Scheduler-worker cluster without port forwarding

Hello Satckoverflow!

TLDR I would like to recreate https://github.com/KorayGocmen/scheduler-worker-grpc without port forwarding on the worker.

I am trying to build a competitive programming judge server for evaluation of submissions as a project for my school where I teach programming to kids.

Because the evaluation is computationally heavy I would like to have multiple worker nodes. The scheduler would receive submissions and hand them out to the worker nodes. For ease of worker deployment ( as it will be often changing ) I would like the worker to be able to subscribe to the scheduler and thus become a worker and receive jobs.

The workers may not be on the same network as the scheduler + the worker resides in a VM ( maybe later will be ported to docker but currently there are issues with it ).

The scheduler should be able to know resource usage of the worker, send different types of jobs to the worker and receive a stream of results.

I am currently thinking of using grpc to address my requirements of communication between workers and the scheduler.

I could create multiple scheduler service methods like:

register worker, receive a stream of jobs
stream job results, receive nothing
stream worker state periodically, receive nothing

However I would prefer the following but idk whether it is possible:

The scheduler GRPC api:
- register a worker ( making the worker GRPC api available to the scheduler )
The worker GRPC api:
- start a job ( returns stream of job status )
- cancel a job ???
- get resource usage

The worker should unregister automatically if the connection is lost.

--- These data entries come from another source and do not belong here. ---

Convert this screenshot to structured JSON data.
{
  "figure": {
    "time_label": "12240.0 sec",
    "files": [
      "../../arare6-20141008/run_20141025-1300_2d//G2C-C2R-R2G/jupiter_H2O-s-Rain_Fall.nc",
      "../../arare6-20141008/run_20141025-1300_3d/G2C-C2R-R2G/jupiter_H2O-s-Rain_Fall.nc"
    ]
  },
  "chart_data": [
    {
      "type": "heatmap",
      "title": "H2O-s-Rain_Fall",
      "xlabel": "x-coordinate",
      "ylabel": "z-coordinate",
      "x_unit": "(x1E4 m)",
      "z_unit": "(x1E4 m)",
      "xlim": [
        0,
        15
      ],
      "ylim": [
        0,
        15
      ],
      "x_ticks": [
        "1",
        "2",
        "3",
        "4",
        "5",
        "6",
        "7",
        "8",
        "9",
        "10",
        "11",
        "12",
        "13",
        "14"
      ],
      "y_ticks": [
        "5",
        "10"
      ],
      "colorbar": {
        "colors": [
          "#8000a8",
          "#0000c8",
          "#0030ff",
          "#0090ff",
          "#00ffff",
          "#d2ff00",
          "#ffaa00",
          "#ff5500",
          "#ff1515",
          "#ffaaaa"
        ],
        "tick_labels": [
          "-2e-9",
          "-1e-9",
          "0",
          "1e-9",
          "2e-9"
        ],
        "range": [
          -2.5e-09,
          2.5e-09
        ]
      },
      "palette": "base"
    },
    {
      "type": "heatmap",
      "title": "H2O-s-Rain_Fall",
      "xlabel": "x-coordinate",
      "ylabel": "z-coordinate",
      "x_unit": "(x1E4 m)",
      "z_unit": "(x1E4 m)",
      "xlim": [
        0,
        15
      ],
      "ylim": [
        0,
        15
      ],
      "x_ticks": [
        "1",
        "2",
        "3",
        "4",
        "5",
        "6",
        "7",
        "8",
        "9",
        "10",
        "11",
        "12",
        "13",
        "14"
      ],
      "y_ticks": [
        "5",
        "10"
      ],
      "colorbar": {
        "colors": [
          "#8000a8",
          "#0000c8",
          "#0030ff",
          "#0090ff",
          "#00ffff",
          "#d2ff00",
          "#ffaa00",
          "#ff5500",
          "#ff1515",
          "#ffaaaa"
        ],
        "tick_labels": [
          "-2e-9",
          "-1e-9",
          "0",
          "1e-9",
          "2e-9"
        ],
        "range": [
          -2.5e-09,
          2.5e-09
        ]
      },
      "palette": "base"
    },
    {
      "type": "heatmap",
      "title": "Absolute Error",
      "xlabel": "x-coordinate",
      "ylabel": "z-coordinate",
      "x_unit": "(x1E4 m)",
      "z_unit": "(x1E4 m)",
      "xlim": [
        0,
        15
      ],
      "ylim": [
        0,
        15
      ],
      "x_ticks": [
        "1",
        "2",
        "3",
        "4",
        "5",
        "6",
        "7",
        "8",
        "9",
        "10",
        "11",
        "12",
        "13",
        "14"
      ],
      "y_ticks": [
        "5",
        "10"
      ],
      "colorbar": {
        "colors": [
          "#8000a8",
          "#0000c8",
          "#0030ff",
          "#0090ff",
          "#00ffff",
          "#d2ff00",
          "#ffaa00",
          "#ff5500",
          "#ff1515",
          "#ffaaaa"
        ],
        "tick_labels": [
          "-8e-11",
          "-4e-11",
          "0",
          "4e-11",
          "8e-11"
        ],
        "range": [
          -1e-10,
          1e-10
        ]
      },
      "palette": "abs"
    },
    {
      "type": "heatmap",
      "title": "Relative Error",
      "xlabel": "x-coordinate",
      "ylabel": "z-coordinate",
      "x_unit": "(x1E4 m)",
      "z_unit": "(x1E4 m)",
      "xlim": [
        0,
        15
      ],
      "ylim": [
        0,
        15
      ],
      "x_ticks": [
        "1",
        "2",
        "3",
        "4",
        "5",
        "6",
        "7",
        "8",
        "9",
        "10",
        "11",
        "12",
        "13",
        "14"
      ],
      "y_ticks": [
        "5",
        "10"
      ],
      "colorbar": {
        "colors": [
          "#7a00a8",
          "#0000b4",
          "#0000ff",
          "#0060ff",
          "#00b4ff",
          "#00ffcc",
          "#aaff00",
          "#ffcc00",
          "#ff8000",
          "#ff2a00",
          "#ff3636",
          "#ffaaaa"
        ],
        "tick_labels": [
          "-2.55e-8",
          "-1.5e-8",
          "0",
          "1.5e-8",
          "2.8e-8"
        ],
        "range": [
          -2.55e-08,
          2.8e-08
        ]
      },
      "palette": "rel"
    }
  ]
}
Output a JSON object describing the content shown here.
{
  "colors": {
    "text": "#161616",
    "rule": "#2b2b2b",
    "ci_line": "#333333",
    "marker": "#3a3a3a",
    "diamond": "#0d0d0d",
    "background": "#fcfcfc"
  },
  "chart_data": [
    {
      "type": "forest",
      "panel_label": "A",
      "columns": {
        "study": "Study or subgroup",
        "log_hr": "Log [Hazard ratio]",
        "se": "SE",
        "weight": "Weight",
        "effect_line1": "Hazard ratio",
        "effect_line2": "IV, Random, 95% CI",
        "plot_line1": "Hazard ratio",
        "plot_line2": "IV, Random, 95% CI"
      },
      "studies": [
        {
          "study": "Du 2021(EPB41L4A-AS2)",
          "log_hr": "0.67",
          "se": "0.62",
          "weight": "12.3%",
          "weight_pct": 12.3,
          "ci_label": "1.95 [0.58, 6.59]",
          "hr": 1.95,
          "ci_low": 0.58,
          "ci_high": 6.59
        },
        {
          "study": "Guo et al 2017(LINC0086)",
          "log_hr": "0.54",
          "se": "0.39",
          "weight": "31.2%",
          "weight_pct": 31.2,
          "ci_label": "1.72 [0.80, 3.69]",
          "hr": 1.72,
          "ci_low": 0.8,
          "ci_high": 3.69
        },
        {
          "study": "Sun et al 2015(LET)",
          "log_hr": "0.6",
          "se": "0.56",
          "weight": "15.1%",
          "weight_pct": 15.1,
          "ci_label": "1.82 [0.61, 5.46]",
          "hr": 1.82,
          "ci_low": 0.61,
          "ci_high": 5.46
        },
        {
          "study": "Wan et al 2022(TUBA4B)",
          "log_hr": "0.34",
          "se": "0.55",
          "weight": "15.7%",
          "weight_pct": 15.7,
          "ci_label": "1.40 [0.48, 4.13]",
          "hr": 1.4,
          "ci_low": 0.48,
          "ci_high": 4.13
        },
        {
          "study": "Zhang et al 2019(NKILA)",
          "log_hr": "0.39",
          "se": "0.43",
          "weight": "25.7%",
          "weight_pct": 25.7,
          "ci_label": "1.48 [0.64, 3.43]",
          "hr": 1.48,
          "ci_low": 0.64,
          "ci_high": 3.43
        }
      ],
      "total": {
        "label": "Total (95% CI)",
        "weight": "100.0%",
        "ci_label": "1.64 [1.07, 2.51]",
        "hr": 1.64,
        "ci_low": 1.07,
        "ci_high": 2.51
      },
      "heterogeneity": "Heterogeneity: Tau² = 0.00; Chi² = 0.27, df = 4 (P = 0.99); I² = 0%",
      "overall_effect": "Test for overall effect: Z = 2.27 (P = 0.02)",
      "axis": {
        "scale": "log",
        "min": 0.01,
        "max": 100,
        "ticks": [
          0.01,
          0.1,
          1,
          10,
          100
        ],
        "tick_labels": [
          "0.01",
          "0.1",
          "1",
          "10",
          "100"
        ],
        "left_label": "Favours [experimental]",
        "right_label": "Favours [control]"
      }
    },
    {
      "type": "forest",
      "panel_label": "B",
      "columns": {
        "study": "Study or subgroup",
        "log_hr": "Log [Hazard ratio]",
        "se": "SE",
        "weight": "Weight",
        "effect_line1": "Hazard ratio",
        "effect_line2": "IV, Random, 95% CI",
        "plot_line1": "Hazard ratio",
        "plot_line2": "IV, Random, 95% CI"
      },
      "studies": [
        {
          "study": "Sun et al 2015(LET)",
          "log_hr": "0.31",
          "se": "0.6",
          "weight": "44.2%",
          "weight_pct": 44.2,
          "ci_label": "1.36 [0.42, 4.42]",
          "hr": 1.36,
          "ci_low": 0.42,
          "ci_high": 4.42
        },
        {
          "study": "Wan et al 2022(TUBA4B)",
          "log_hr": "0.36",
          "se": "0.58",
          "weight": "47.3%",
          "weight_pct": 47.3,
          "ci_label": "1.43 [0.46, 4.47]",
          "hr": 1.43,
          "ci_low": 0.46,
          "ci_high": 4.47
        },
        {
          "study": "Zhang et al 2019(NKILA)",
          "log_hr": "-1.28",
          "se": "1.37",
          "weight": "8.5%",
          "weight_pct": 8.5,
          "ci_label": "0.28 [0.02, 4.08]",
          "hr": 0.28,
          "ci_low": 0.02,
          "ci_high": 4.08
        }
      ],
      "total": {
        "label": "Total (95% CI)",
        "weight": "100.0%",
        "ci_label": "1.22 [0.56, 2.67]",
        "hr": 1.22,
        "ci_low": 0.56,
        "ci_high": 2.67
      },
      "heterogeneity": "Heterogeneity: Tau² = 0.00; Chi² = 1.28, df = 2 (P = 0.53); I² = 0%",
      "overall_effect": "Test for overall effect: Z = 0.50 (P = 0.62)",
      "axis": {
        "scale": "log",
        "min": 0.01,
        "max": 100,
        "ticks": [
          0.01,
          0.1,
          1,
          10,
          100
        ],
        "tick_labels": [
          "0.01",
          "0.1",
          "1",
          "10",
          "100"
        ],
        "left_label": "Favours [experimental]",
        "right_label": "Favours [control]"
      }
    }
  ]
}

So my question is... is it possible to create a grpc worker api that can be registered to the scheduler for later use if the worker is behind a NAT without port forwarding?

Additional possibly unnecessary information:

Making matters worse I have multiple radically different types of jobs ( streaming an interactive console, executing code against prepared testcases ). I may just create different workers for different jobs.

Sometimes the jobs involve having large files on the local filesystem ( up to 500 MB ) that are usually kept near the scheduler therefore I would like to send the job to a worker which already has the specific files downloaded from the scheduler. Otherwise download the large files on one of the workers. Having all files at the same time on the worker would take more than 20 GB therefore I would like to avoid it.

A worker can run multiple jobs ( up to 16 ) at the same time.

I am writing the system in go.

Solution

As long as only the workers initiate the connections you don't have to worry about NAT. gRPC supports streaming in either direction (or both). This means that all of your requirements can be implemented using just one server on the scheduler; there is no need for the scheduler to connect back to the workers.

Given your description your service could look something like this:

syntax = "proto3";

import "google/protobuf/empty.proto";

service Scheduler {
    rpc GetJobs(GetJobsRequest) returns (stream GetJobsResponse) {}
    rpc ReportWorkerStatus(stream ReportWorkerStatusRequest) returns (google.protobuf.Empty) {}
    rpc ReportJobStatus(stream JobStatus) returns (stream JobAction) {}
}

enum JobType {
    JOB_TYPE_UNSPECIFIED = 0;
    JOB_TYPE_CONSOLE = 1;
    JOB_TYPE_EXEC = 2;
}

message GetJobsRequest {
    // List of job types this worker is willing to accept.
    repeated JobType types = 1;
}

message GetJobsResponse {
    string jobId = 0;
    JobType type = 1;

    string fileName = 2;
    bytes fileContent = 3;
    // etc.
}

message ReportWorkerStatusRequest {
    float cpuLoad = 0;
    uint64 availableDiskSpace = 1;
    uint64 availableMemory = 2;
    // etc.

    // List of filenames or file hashes, or whatever else you need to precisely
    // report the presence of files.
    repeated string haveFiles = 2;
}

Much of this is a matter of preference (you can use oneof instead of enums, for instance), but hopefully it's clear that a single connection from client to server is sufficient for your requirements.

Maintaining the set of available workers is quite simple:

func (s *Server) GetJobs(req *pb.GetJobRequest, stream pb.Scheduler_GetJobsServer) error {
    ctx := stream.Context()

    s.scheduler.AddWorker(req)
    defer s.scheduler.RemoveWorker(req)

    for {
        job, err := s.scheduler.GetJob(ctx, req)
        switch {
        case ctx.Err() != nil: // client disconnected
            return nil
        case err != nil:
            return err
        }

        if err := stream.Send(job); err != nil {
            return err
        }
    }
}

The Basics tutorial includes examples for all types of streaming, including server and client implementations in Go.

As for registration, that usually just means creating some sort of credential that a worker will use when communicating with the server. This might be a randomly generated token (which the server can use to load associated metadata), or a username/password combination, or a TLS client certificate, or similar. Details will depend on your infrastructure and desired workflow when setting up workers.